1 Corinthians 15:1–5

 

God forgives our sins because Christ died for them.

  1. That Christ died for our sins according to the Scriptures: Thus Paul is here clearly quoting a very early tradition, and though he does not actually refer to Christ as the suffering servant of God, he obviously sees the work of Christ as the fulfillment of Isaiah 53. Since “our sins” were the only reason for Christ’s death, this means that he died for us sinners, as the substitutionary sacrifice through whom we receive the forgiveness of sins. “In other words, there was no gospel known in the primitive church, or in any part of it, which had not this as its foundation—that God forgives our sins because Christ died for them” (James Denney).

By death and burial he came down to our level, by resurrection he raise us to his.

2. And that he was buried: That Christ was buried attests both the completeness of his death and the reality of his resurrection. In this indirect reference to the empty tomb, which undoubtedly formed part of the original tradition, “we have a first indication that the risen Lord, as Paul preached him, possessed a body identical with that in which he had been buried, a body of flesh” (J.A. Schep).

3. And that he hath been raised on the third day according to the scriptures: For the second time it is asserted that these events were an exact fulfillment of the prophetic testimony of Scripture. With regard to the difficult phrase ‘on the third day’ it may be said that it was Christ himself who taught the scriptural necessity of his rising again on the third day. The death and burial of Jesus took place once for all, but having been raised from the dead he remains the Risen One in perpetuity. “By death and burial he came down to our level, by resurrection he raise us to his” (Robertson-Plummer).

The truth of the resurrection was confirmed by unimpeachable witnesses.

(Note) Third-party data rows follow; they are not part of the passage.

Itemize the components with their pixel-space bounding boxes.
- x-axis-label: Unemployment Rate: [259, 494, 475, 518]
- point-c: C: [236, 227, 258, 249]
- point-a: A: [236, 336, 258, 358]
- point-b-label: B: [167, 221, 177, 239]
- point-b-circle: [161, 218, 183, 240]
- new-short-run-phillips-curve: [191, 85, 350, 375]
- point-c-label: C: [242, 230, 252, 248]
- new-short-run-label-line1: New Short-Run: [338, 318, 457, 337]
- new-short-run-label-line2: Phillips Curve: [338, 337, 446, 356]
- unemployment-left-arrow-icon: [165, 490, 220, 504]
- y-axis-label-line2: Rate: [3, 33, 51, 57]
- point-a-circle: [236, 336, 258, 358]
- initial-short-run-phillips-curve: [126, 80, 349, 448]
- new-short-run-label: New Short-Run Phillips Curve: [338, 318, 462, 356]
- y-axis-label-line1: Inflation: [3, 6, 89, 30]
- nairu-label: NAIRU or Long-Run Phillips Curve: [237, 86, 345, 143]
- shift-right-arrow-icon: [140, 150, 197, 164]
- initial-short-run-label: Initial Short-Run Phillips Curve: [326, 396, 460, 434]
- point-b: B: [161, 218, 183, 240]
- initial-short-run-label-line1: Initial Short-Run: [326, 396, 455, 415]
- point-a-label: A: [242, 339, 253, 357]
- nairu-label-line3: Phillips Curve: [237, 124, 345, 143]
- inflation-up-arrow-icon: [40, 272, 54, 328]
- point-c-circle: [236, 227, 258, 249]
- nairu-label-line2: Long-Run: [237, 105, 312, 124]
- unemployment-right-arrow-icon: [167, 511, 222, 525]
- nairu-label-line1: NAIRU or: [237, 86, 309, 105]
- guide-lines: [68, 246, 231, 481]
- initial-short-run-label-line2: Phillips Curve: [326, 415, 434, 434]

4. And that He appeared to Cephas; then to the twelve: The truth of the resurrection was confirmed by unimpeachable witnesses. Peter is placed first because he was the first apostle to see the risen Lord. Then he was seen by ‘the twelve’. These words designate “the college of the apostles, without exact regard to number: actually ten, wanting Judas Iscariot, and Thomas absent on the first meeting” (Findlay).